We know the tide will come in and go out. Our intent – quite frankly – is to play with fire here.

Our gamble – and yes, it's a gamble – is that we can ride the tide all the way in... and get off the boat in time as the tide goes out.

That is Steve's "Melt Down" plan.

We must not confuse a bull market with brains...

Wood has the wind at her back. And she should get a lot of credit for what she's built.

But the fat lady never sings in the stock market. There's always a "What next?" to answer. And what's next is a horrendous crashing sound in the vicinity of ARK's ETF offerings.

That's due to the precise manner in which Wood and ARK are making hay while the sun shines...

To anyone who knows even a little market history, it's as if Wood and her team went back to the great financial crisis, tried to figure out how the bankers almost broke the system while making themselves piles of money, chose today to ignore the "broke the system" part of the outcome, and are doing it all over again.

During the financial crisis, it wasn't housing and mortgages that crashed the system...

It was mortgages sliced, diced, and leveraged into structured finance vehicles called CDOs, or collateralized debt obligations (among other toxic ingredients, including highly levered bank balance sheets and sinister lending practices, to name just two).

We'll skip the details of what happened with CDOs during the financial crisis. Just know a lot of it wasn't good... and that Wood and ARK are doing the same thing today, except the underlying asset isn't the trusty U.S. 30-year mortgage. It's ARK's ballistic, bubbly-looking, sexily named mutual funds.

It wouldn't surprise me one bit if the market ripped for another year or so before crashing horrendously. If I'm too bearish, it might make me look like an idiot. That's not how I want hundreds of thousands of loyal Stansberry subscribers to see me.

But the signs are everywhere and ignoring them won't make them go away... nor will it reduce your exposure to the aftermath of MAMU, the Mother of All Melt Ups.

To that point, I would feel like you weren't seeing the full "markets are crazy" Monty if I didn't check in with our friend Jason Goepfert at SentimenTrader.com.

In a recent tweet, he links to an article that says nearly half of all trading in special purpose acquisition companies ("SPACs") is coming from retail investors – the kind of folks who lost their rent money buying GameStop and AMC Entertainment (AMC) right at the top.

Goepfert commented when sharing the story...

Just one more sign that there has never been a bigger appetite for the most speculative issues, from the least experienced investors.

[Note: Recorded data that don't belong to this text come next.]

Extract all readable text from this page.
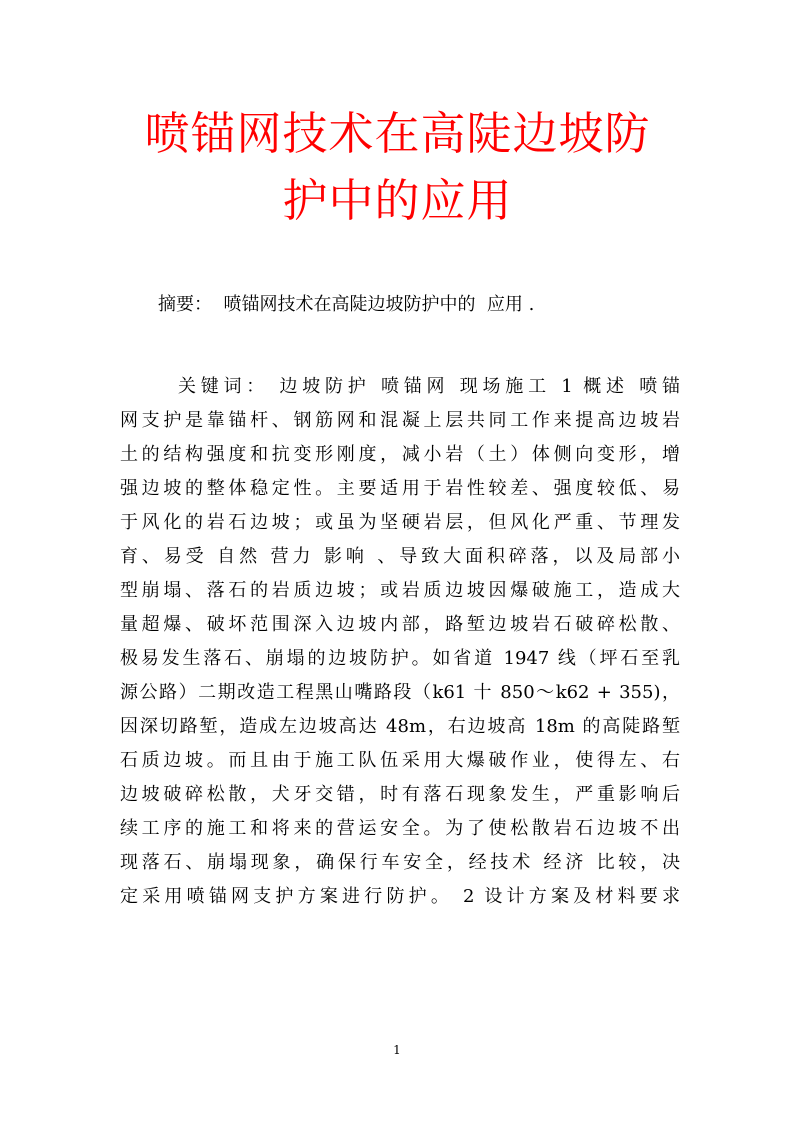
喷锚网技术在高陡边坡防
护中的应用

摘要：  喷锚网技术在高陡边坡防护中的  应用 .

关键词： 边坡防护 喷锚网 现场施工 1 概述 喷锚
网支护是靠锚杆、钢筋网和混凝上层共同工作来提高边坡岩
土的结构强度和抗变形刚度，减小岩（土）体侧向变形，增
强边坡的整体稳定性。主要适用于岩性较差、强度较低、易
于风化的岩石边坡；或虽为坚硬岩层，但风化严重、节理发
育、易受 自然 营力 影响 、导致大面积碎落，以及局部小
型崩塌、落石的岩质边坡；或岩质边坡因爆破施工，造成大
量超爆、破坏范围深入边坡内部，路堑边坡岩石破碎松散、
极易发生落石、崩塌的边坡防护。如省道 1947 线（坪石至乳
源公路）二期改造工程黑山嘴路段（k61 十 850～k62 + 355)，
因深切路堑，造成左边坡高达 48m，右边坡高 18m 的高陡路堑
石质边坡。而且由于施工队伍采用大爆破作业，使得左、右
边坡破碎松散，犬牙交错，时有落石现象发生，严重影响后
续工序的施工和将来的营运安全。为了使松散岩石边坡不出
现落石、崩塌现象，确保行车安全，经技术 经济 比较，决
定采用喷锚网支护方案进行防护。 2 设计方案及材料要求
1
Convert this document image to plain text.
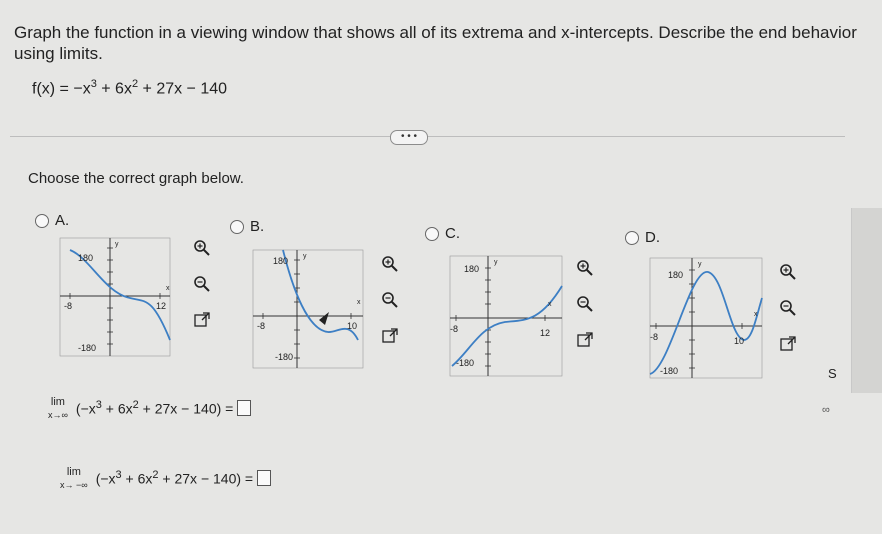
Graph the function in a viewing window that shows all of its extrema and x-intercepts. Describe the end behavior using limits.
$f(x) = -x^3 + 6x^2 + 27x - 140$
• • •
Choose the correct graph below.
A.
180
-180
-8	12
x
y
B.
180
-180
-8	10
x
y
C.
180
-180
-8	12
x
y
D.
180
-180
-8	10
x
y
lim
x→∞ $(-x^3 + 6x^2 + 27x - 140)$ =
lim
x→ −∞ $(-x^3 + 6x^2 + 27x - 140)$ =
S
∞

To put it in 1920s terms, they're all shoeshine boys – the kids on the street telling you how much money they're making in stocks as the 1929 crash nears. Today, they're partying online like there is no tomorrow.

But there is a tomorrow – and always has been, at least so far – and you never know exactly what it will look like or what it will bring. That's why I say again, prepare, don't predict.

If you prepare your investments the right way... if you spend less than you make... and if you allocate your assets across a truly diversified portfolio of stocks and bonds, plenty of cash, and stores of value like gold, silver, and bitcoin, or put options on the big equity indexes...

In other words, if you understand that the party will end... you might not end up in the headlines like Cathie Wood, and that's OK.

Your portfolio will survive the Mother of All Melt Ups and be around for another day... and the one after that.